Pour comprendre ce texte, il convient de lire celui-ci (d'abord) et celui-là (ensuite). Certains, comme Pierre Vidal (organisateur et commentateur de la course de Mimizan) et André Viard, se sont émus d'une soi-disant « polémique » menée à l'encontre du ganadero Jean-Louis Darré. La revue Semana Grande et Campos y Ruedos (il n'était nullement question pour nous de lancer une polémique ou de mettre en doute la probité de M. Darré, et je ne pense pas que la revue de Marc Lavie diffère sur ce point) seraient en cause, car les deux auraient eu la sotte idée de relever le fait avéré que les toros des fers Camino de Santiago et Ganadería de l'Astarac, lidiés à Mimizan le 25 août 2012, portaient le guarismo « 9 ». M. Viard, deux mois après la bataille, se fend donc d'une mise au point abracadabrantesque pour défendre son ami le ganadero gerseois (il l'écrit comme ça « gersois »). Avant de revenir plus longuement sur ces histoires de saillie, de déclaration de naissance et de guarismo, car ici nous sommes tontos et mansos, et il y a des choses à écrire, nous vous proposons un petit exercice de mathématiques pour affoler vos neurones.
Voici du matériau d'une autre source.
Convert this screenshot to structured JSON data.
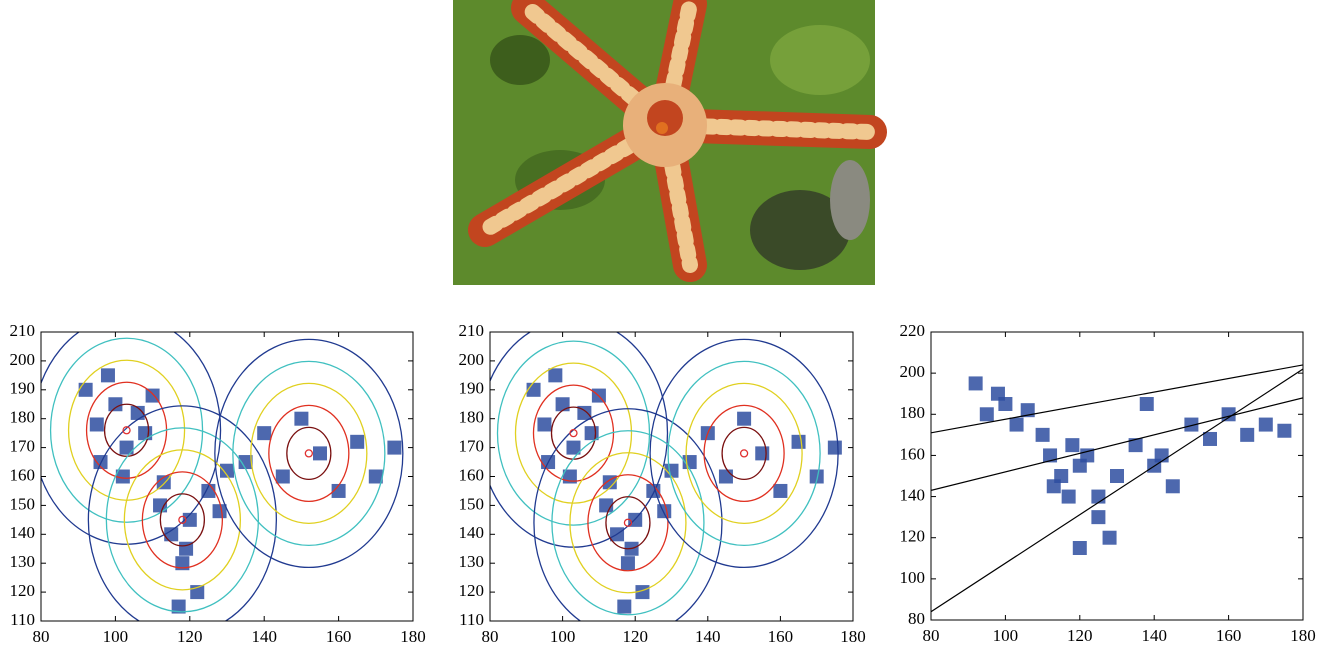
{
  "chart_data": [
    {
      "type": "scatter",
      "xlim": [
        80,
        180
      ],
      "ylim": [
        110,
        210
      ],
      "xticks": [
        80,
        100,
        120,
        140,
        160,
        180
      ],
      "yticks": [
        110,
        120,
        130,
        140,
        150,
        160,
        170,
        180,
        190,
        200,
        210
      ],
      "series": [
        {
          "color": "#2e4ea0",
          "mode": "points",
          "x": [
            92,
            95,
            98,
            100,
            103,
            106,
            108,
            96,
            102,
            110,
            112,
            115,
            118,
            120,
            122,
            125,
            117,
            119,
            113,
            128,
            135,
            140,
            145,
            150,
            155,
            160,
            165,
            170,
            175,
            130
          ],
          "y": [
            190,
            178,
            195,
            185,
            170,
            182,
            175,
            165,
            160,
            188,
            150,
            140,
            130,
            145,
            120,
            155,
            115,
            135,
            158,
            148,
            165,
            175,
            160,
            180,
            168,
            155,
            172,
            160,
            170,
            162
          ]
        },
        {
          "color": "#e03030",
          "mode": "centers",
          "x": [
            103,
            118,
            152
          ],
          "y": [
            176,
            145,
            168
          ]
        }
      ]
    },
    {
      "type": "scatter",
      "xlim": [
        80,
        180
      ],
      "ylim": [
        110,
        210
      ],
      "xticks": [
        80,
        100,
        120,
        140,
        160,
        180
      ],
      "yticks": [
        110,
        120,
        130,
        140,
        150,
        160,
        170,
        180,
        190,
        200,
        210
      ],
      "series": [
        {
          "color": "#2e4ea0",
          "mode": "points",
          "x": [
            92,
            95,
            98,
            100,
            103,
            106,
            108,
            96,
            102,
            110,
            112,
            115,
            118,
            120,
            122,
            125,
            117,
            119,
            113,
            128,
            135,
            140,
            145,
            150,
            155,
            160,
            165,
            170,
            175,
            130
          ],
          "y": [
            190,
            178,
            195,
            185,
            170,
            182,
            175,
            165,
            160,
            188,
            150,
            140,
            130,
            145,
            120,
            155,
            115,
            135,
            158,
            148,
            165,
            175,
            160,
            180,
            168,
            155,
            172,
            160,
            170,
            162
          ]
        },
        {
          "color": "#e03030",
          "mode": "centers",
          "x": [
            103,
            118,
            150
          ],
          "y": [
            175,
            144,
            168
          ]
        }
      ]
    },
    {
      "type": "scatter",
      "xlim": [
        80,
        180
      ],
      "ylim": [
        80,
        220
      ],
      "xticks": [
        80,
        100,
        120,
        140,
        160,
        180
      ],
      "yticks": [
        80,
        100,
        120,
        140,
        160,
        180,
        200,
        220
      ],
      "series": [
        {
          "color": "#2e4ea0",
          "mode": "points",
          "x": [
            92,
            95,
            98,
            100,
            103,
            106,
            110,
            112,
            115,
            118,
            120,
            113,
            117,
            122,
            125,
            128,
            130,
            135,
            140,
            145,
            150,
            155,
            160,
            165,
            170,
            175,
            138,
            142,
            120,
            125
          ],
          "y": [
            195,
            180,
            190,
            185,
            175,
            182,
            170,
            160,
            150,
            165,
            155,
            145,
            140,
            160,
            130,
            120,
            150,
            165,
            155,
            145,
            175,
            168,
            180,
            170,
            175,
            172,
            185,
            160,
            115,
            140
          ]
        },
        {
          "color": "#000000",
          "mode": "line",
          "x": [
            80,
            180
          ],
          "y": [
            171,
            204
          ]
        },
        {
          "color": "#000000",
          "mode": "line",
          "x": [
            80,
            180
          ],
          "y": [
            143,
            188
          ]
        },
        {
          "color": "#000000",
          "mode": "line",
          "x": [
            80,
            180
          ],
          "y": [
            84,
            202
          ]
        }
      ]
    }
  ]
}
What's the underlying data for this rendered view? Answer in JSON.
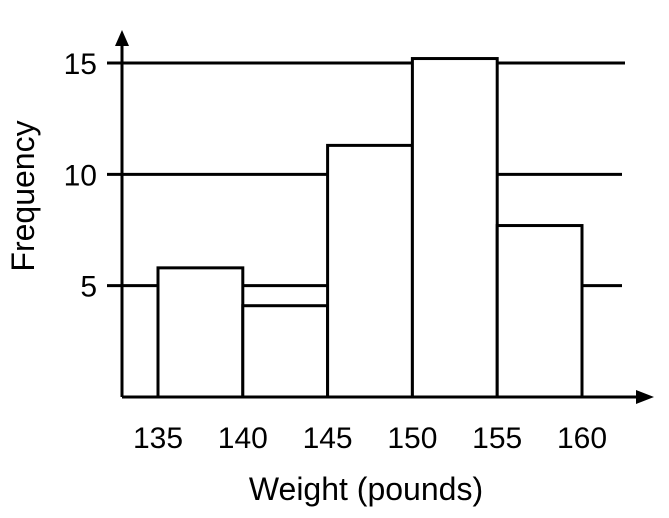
{
  "chart_data": {
    "type": "bar",
    "title": "",
    "xlabel": "Weight (pounds)",
    "ylabel": "Frequency",
    "bins": [
      {
        "start": 135,
        "end": 140,
        "value": 5.8
      },
      {
        "start": 140,
        "end": 145,
        "value": 4.1
      },
      {
        "start": 145,
        "end": 150,
        "value": 11.3
      },
      {
        "start": 150,
        "end": 155,
        "value": 15.2
      },
      {
        "start": 155,
        "end": 160,
        "value": 7.7
      }
    ],
    "x_ticks": [
      "135",
      "140",
      "145",
      "150",
      "155",
      "160"
    ],
    "x_tick_values": [
      135,
      140,
      145,
      150,
      155,
      160
    ],
    "y_ticks": [
      "5",
      "10",
      "15"
    ],
    "y_tick_values": [
      5,
      10,
      15
    ],
    "xlim": [
      133,
      162.5
    ],
    "ylim": [
      0,
      17
    ],
    "grid": true,
    "legend": "none"
  }
}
À savoir qu’une vache brave vivant en terres gersoises (sans « e » s’il vous plaît) est butinée par un rude semental en décembre 2006, et sachant que la gestation d’une vache est de neuf mois…
— Quand naîtra le fruit de la sauterie ?
— Plus ou moins en septembre 2007, m’dame, voire fin août si c’est un peu prématuré !
— Va pour septembre 2007. Maintenant, sachant que le veau est donc né en septembre 2007, quand atteindra-t-il l’âge de quatre ans ?
— Ben, en septembre 2011…
— Oui, c’est bien mon petit.
— Mais non, m’dame, c’est en septembre 2010 !
— André, je t’ai déjà dit mille fois qu’avant de répondre il fallait réfléchir : 2007 + 4 = 2011 ! Tu auras beau le tourner dans tous les sens, ça ne changera rien. Si tu arrêtais un peu de faire la girouette et si tu écoutais mieux, tu saurais compter en entrant en 6e, André !… Tu me copieras cent fois : « 7 + 4 = 11 ».

29 août 2012

Omniscience


Photo hors sujet — Tendido69
Je n’étais pas à Mimizan le 25 août dernier pour assister à la corrida du Camino de Santiago. Tout le monde s’en moque mais je n’y étais pas. Les antis ont hurlé, paraît-il, y’avait des vagues, je crois, et les pins pignaient comme d’habitude. Je n’étais donc pas à Mimizan mais j’ai tout de même voulu connaître le résultat de la course et j’ai ouvert « the » Sud Ouest pour m’en faire un avis.

Ce qui est bien avec Sud Ouest, comme avec beaucoup de titres de la PQR j’imagine, c’est qu’une reseña ne peut pas s’apprécier en tant que telle : elle oblige à lire entre les lignes, à s’imaginer ce que signifie « 6 piques au total », à se creuser la cervelle pour comprendre pourquoi un enculé de sa race de président a osé refuser une oreille à un torèrrasse.

Bref, je me doutais bien que ce ne serait pas Zocato qui se chargerait de l’affaire, ayant d’autres génialités de Perera à contempler sur les bords du Nervión (ça lui a plu Perera à le lire — mais j’avoue que je le lis en diagonale, voire en m’échappant, voire plus en fait).

Bref encore, en ouvrant le papelard, quelle ne fut pas ma surprise de constater que la reseña de Mimizan était signée… Pierre Vidal. Ben tiens ! Pour ceux qui ne savent pas qui est Pierre Vidal, cet éminent critique taurin est aussi le président du Cercle taurin mimizannais, qui organise les corridas de Mimizan. On n’est jamais mieux servi que par soi-même, c’est bien connu !

Pour 2013, ce serait sympa que les organisateurs montois pensent à faire reseñer Simon Casas. J’ai le sentiment que la rentrée littéraire 2013 pourrait en être toute chamboulée.